Over the
last several decades, the old pedagogical practice of praising students has
been severely disparaged in articles and books, but I must confess to still
being fairly enthusiastic about it. I think my students, as individual persons,
deserve to be praised – all the
time. Certainly their actions
sometimes deserve criticism, but their inner lives – their hearts and souls,
you might say -- always deserve praise. In the most fundamental ways, they are
good people – now, tomorrow, and forever. At every moment of every class, I
could say to each of the students, “so far, so good”, because at that moment,
as far as they’ve come on their life-long journey, they are so good, so
just what they should be at that instant, so perfect for that particular split-second
of time. They may not know how to use semicolons or what the symbolism of a
James Joyce story means or how to always listen carefully when the teacher is
speaking, but for that specific moment of their lives, they are, in their own
special ways, just right. I guess what this suggests is that I don’t believe in
the linear theory of learning and human development. I don’t believe my students
will necessarily be smarter students or better people tomorrow, or next year, or
twenty years from now. Wisdom and graciousness don’t grow gradually along a
straight line. I know teenagers who, in very real ways, are just as gifted and
good as 60-year-olds with advanced degrees.

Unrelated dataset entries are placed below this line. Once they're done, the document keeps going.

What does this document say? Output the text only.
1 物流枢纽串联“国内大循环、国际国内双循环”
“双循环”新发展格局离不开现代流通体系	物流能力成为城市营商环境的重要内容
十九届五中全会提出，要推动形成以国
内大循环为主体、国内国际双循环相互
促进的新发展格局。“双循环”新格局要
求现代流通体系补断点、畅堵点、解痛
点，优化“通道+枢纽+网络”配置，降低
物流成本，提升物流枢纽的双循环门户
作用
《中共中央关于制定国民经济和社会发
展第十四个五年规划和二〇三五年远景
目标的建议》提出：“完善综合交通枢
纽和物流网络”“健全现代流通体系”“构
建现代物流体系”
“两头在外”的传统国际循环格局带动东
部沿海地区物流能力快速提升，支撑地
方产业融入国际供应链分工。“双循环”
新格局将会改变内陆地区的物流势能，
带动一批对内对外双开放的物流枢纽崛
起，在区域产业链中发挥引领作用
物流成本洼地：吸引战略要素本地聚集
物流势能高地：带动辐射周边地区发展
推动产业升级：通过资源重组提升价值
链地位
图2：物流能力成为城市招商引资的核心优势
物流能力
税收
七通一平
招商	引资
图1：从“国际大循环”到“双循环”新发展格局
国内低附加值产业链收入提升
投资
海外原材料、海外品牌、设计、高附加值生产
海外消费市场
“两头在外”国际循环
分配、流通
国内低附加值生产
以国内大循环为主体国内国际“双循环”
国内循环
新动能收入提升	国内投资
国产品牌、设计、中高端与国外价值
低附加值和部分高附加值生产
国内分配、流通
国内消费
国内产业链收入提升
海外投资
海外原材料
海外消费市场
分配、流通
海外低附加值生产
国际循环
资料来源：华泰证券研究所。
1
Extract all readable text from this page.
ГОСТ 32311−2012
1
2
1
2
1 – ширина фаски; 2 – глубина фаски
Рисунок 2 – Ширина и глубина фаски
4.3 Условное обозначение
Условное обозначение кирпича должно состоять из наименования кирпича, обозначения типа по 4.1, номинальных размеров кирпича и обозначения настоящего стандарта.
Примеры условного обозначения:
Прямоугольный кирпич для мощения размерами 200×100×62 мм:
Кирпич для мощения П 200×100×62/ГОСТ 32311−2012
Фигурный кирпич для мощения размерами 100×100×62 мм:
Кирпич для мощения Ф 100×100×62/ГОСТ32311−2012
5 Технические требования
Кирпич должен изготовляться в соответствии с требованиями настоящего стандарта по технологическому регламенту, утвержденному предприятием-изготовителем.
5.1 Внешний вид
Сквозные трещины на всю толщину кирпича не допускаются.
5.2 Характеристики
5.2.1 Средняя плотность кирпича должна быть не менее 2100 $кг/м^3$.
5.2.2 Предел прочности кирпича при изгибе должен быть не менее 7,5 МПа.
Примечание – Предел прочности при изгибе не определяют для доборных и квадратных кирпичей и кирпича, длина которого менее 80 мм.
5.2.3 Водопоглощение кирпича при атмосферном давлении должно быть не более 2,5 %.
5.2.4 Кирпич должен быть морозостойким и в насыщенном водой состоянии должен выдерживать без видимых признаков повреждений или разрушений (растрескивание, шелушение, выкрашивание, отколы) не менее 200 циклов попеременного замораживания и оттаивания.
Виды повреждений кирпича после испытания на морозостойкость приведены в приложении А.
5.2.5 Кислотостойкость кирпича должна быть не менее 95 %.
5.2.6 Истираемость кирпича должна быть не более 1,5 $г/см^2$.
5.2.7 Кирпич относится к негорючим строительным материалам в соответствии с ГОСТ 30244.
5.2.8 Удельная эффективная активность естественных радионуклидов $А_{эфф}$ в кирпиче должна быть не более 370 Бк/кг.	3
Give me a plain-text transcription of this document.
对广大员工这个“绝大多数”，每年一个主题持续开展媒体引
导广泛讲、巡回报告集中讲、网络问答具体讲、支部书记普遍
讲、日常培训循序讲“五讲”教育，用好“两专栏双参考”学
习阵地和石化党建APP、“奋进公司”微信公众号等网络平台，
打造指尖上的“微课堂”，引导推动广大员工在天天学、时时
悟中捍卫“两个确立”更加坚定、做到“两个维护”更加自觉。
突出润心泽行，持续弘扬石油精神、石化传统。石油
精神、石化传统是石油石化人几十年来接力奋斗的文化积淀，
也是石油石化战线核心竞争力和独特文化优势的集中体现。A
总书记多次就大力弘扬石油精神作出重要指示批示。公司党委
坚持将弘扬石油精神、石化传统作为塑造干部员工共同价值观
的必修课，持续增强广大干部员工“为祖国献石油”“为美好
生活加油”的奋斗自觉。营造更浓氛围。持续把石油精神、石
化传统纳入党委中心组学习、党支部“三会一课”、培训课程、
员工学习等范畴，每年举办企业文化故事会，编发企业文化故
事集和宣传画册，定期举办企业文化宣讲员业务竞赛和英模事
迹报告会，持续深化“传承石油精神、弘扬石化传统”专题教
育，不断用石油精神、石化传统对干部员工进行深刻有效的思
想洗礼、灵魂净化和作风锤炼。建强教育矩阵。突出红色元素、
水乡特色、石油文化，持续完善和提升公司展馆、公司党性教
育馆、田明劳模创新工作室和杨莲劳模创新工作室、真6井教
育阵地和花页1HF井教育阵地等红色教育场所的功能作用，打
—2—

I suppose, when I think of the
young people in my classes, instead of a straight line I think of a circle of
an infinite size, and each student is always at the center. No matter how many
days or years pass, no matter what the students do or how many books they read
or how many courses they take, each of them will always, at each moment, be at
the exact center of the universe – precisely where they should be. They will
always have come so far, and be so good, and deserve so much praise.